BHP's ruthlessness came to national attention in August 1994, when 11 mine workers lost their lives in an horrific gas blast in the Moura No 2 underground mine. Though only briefly reported in the media, the tragedy drew the attention of workers everywhere. It was the third underground gas explosion involving major loss of life in the region in 20 years, bringing the total killed to 36.
An inquiry set up by the then state Labor government recommended no charges against BHP even though it found the company to be responsible for the deaths. BHP had sent the miners underground knowing that a highly dangerous and unstable situation existed.
The name "Moura" entered the popular vocabulary of miners and many other workers to depict the sacrifice of safety and lives to profit -- a process underway in every industry.
In 1994 the union sought to shield BHP from criticism, portraying it in the media as a "caring company". The union's Queensland district secretary, Peter Neilson served on the government's inquiry and supported its recommendations.

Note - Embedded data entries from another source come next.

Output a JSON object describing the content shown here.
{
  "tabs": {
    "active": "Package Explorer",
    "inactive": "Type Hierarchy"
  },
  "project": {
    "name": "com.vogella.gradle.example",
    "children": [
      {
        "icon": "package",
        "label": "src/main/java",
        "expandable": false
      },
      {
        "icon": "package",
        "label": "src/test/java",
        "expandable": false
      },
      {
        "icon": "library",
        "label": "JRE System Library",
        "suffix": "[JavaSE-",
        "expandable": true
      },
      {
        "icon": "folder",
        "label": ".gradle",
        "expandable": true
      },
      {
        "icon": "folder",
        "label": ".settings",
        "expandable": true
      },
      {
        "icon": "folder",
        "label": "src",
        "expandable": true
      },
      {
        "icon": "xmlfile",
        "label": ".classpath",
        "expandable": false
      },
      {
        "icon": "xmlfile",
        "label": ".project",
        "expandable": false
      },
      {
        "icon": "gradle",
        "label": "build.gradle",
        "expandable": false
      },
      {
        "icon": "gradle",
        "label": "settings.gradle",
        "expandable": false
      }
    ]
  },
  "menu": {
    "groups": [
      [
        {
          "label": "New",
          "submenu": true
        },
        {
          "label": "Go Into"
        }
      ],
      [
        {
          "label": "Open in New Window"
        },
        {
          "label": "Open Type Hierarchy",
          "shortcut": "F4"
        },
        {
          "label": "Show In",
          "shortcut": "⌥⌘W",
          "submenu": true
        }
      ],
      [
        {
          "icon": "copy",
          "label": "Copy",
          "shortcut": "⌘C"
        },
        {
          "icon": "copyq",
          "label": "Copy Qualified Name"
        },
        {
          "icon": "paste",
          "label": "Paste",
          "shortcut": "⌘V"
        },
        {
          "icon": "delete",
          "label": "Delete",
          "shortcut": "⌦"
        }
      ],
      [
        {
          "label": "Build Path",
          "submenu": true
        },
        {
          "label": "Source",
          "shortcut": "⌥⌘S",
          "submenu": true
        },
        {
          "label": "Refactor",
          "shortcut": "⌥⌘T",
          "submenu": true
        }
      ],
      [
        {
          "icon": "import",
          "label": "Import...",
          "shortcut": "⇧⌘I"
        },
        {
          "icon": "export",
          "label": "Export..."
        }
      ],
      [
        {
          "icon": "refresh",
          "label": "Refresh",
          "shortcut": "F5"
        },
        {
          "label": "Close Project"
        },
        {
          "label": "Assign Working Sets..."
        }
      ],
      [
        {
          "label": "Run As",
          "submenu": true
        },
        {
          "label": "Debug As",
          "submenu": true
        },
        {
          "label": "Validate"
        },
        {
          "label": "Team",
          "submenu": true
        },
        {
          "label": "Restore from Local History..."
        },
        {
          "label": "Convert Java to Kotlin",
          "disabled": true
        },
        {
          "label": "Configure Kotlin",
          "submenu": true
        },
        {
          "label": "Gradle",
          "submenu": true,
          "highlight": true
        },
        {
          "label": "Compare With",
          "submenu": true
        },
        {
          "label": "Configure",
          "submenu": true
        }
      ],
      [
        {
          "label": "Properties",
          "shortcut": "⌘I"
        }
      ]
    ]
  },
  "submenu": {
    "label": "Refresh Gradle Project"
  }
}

Now the union is negotiating "survival agreements" nationally with BHP and other companies. On the New South Wales South Coast a deal is already in place allowing BHP to axe 400 jobs from its five remaining mines and to drive up the rate of output.
With coal prices plummetting and demand collapsing, the union is effectively demanding that the workers sacrifice to ensure that the company gains a competitive edge in the increasingly ferocious struggle for markets.
The union claims this is the only way to ensure miners have a future. But the Moura experience demonstrates that, having extracted huge profits at the expense of miners' health and lives, BHP and the other mining giants will discard these communities without a second thought to seek cheaper labour and more profitable conditions elsewhere.